Ils réitèrent dans une nouvelle étude. En filtrant les millions de transactions – sur le pétrole, mais aussi le blé, le maïs, le soja, le sucre ou le bétail – enregistrée dans une base de données encore plus précise fournie Thomson Reuters. Et révèlent que, depuis l’automne 2008 et l’effondrement de la banque Lehman Brothers, ces produits évoluent de concert avec d’autres marchés financiers sur de brèves périodes ne dépassant parfois pas plus de quelques secondes. Raison de ces battements synchrones: l’influence grandissante de fonds spéculatifs mettant en œuvre des programmes informatiques passant des ordres ultra-rapides.
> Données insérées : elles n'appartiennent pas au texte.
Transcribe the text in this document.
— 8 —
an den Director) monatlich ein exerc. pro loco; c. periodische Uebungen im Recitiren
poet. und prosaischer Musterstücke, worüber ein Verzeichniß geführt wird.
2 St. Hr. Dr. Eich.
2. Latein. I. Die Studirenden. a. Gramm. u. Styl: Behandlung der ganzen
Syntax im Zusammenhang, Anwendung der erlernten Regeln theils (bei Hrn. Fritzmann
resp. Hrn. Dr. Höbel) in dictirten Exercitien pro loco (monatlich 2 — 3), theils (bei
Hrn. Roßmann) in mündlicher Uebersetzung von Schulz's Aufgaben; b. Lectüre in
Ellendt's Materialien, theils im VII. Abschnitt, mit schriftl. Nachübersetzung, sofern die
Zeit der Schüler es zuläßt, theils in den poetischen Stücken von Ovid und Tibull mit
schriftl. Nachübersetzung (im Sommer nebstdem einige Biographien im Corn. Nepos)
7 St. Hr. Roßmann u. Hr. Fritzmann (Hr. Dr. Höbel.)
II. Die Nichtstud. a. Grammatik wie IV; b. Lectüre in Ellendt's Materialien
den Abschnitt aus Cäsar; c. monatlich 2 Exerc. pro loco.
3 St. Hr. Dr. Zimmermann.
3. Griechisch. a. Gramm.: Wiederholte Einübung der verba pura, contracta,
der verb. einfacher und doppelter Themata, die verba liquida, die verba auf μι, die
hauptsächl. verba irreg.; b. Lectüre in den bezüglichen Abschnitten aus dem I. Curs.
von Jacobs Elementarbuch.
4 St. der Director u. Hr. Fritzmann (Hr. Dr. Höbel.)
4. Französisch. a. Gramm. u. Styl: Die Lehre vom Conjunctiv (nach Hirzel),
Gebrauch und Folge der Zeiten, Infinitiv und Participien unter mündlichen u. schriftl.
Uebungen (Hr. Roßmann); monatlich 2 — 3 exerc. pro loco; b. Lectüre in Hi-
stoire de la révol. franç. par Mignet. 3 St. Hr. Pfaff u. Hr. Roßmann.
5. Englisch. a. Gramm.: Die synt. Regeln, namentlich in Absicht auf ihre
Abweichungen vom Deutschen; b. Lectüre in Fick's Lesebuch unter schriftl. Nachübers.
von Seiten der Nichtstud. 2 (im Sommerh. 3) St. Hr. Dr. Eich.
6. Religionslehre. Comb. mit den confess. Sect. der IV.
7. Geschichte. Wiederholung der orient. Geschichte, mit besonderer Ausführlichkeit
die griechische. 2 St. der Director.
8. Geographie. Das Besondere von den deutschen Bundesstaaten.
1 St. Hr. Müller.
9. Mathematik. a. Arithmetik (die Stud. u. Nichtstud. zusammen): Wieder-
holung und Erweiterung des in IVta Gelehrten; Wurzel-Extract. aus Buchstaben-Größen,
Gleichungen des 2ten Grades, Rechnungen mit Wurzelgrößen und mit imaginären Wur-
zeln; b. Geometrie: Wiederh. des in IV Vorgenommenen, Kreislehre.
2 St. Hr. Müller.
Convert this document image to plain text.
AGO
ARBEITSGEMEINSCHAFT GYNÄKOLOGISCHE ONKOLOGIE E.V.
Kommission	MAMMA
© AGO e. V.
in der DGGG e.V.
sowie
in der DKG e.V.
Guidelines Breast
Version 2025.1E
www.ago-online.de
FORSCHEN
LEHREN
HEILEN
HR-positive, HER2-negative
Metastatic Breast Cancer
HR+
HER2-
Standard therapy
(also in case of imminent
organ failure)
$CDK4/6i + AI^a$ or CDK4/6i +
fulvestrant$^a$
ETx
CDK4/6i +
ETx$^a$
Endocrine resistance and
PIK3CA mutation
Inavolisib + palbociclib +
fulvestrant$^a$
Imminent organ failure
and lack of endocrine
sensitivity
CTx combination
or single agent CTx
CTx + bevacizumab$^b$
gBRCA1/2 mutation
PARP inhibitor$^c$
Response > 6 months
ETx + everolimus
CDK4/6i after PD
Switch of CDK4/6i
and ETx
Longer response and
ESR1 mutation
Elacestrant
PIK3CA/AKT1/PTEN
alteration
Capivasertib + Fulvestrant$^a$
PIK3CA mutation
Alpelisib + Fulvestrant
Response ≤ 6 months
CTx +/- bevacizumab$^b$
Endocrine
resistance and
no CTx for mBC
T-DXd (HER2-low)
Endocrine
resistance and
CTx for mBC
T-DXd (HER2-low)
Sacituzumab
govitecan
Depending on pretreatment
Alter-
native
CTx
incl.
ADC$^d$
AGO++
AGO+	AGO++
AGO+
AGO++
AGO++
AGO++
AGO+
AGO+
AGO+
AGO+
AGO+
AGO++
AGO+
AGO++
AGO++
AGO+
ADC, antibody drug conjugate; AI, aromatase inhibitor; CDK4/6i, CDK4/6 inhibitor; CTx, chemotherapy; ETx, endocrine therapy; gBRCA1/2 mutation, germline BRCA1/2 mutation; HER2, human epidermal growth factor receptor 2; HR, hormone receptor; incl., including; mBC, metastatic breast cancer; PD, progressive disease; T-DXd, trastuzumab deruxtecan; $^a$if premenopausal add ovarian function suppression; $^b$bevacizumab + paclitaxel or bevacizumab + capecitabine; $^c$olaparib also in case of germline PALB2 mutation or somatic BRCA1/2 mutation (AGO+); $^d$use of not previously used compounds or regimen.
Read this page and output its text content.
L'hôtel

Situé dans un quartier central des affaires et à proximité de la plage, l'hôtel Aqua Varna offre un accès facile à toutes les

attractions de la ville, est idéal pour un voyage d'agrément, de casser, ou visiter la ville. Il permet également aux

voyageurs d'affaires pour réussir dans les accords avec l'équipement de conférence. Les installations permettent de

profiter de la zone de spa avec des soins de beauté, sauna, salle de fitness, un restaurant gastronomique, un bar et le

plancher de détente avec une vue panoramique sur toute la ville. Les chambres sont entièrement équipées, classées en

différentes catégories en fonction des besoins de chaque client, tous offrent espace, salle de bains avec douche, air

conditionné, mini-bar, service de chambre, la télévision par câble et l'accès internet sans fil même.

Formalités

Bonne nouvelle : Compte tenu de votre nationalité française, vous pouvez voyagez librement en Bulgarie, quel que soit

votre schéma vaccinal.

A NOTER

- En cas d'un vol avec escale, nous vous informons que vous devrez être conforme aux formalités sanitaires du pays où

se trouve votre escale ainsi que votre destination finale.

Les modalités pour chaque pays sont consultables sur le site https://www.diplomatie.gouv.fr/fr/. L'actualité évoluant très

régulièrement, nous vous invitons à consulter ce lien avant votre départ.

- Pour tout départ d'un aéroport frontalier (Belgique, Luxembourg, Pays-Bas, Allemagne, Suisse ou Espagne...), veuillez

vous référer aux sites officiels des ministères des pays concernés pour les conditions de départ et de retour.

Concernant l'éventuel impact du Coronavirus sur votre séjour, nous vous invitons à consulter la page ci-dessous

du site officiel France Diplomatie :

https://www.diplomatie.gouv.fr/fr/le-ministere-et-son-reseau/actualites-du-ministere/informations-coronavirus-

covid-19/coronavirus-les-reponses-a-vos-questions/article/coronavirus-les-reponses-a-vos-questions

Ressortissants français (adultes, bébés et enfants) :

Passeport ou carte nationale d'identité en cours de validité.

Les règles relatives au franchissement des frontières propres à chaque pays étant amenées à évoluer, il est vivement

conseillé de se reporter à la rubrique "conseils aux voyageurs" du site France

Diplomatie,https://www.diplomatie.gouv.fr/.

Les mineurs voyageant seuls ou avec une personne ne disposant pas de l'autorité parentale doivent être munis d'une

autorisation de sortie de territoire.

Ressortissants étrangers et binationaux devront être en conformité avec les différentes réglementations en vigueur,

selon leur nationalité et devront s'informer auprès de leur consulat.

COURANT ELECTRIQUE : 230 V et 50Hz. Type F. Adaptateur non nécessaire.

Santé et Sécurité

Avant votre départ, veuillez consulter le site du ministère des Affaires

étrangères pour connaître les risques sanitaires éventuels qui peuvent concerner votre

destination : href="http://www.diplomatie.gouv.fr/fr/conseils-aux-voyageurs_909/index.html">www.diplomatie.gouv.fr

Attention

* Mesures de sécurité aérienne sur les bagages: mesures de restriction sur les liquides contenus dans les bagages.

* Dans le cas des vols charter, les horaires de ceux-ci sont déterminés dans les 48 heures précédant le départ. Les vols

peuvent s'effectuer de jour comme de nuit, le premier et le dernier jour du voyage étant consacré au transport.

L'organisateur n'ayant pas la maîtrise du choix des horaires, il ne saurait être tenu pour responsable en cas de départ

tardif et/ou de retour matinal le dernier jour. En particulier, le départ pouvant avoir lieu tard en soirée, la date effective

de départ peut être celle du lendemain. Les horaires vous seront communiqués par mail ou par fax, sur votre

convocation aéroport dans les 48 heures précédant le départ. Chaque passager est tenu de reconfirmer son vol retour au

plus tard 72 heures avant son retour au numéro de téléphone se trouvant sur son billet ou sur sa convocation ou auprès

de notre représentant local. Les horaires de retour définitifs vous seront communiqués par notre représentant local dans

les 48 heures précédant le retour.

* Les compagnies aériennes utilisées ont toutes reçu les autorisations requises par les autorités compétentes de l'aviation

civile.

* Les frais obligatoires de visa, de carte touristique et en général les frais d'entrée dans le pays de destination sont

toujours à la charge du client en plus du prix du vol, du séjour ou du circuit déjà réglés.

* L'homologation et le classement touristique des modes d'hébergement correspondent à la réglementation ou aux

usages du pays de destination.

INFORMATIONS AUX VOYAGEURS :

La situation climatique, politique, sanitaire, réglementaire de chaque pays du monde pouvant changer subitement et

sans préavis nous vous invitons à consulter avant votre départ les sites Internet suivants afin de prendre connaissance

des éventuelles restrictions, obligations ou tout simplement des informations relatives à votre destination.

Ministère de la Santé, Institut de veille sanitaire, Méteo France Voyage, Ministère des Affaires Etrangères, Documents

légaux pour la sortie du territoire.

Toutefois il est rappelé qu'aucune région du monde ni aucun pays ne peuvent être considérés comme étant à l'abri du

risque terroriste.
Des stratégies robotisées – des «arbitrages à haute fréquence» – auxquelles s’essaieraient également certaines grandes maisons de négoce.

«Ces fluctuations synchrones à très haute fréquence entre les matières premières et les marchés boursiers ne peuvent refléter des changements dans les conditions économiques, qui ne varient pas à un tel rythme», explique David Bicchetti, l’un des auteurs de l’étude. Ce qui tend à prouver que la «financiarisation» de ces marchés «influence le processus de détermination des prix», relève cet ancien de la filiale de gestion d’actifs de la Banque Cantonale Vaudoise. En forçant le trait, on pourrait dire qu’il ne suffit pas de prévoir avec justesse l’abondance des prochaines moissons pour gagner des millions sur le blé. «Un jour ou l’autre, cependant, les fondamentaux – l’offre ou la demande d’un produit – reviennent à la charge, provoquant une correction brutale des cours», poursuit Nicolas Maystre, coauteur de l’enquête.

Des conclusions cruciales au moment où les autorités américaines et européennes tentent de remettre un peu d’ordre sur ces marchés de produits vitaux. Dans une récente allocution, Scott O’Malia, l’un des responsables de l’agence américaine surveillant ces marchés – la CFTC –, a ainsi cité ces travaux de la Cnuced. Les deux économistes vont également être entendus par un groupe parlementaire européen travaillant sur un nouveau train de réformes.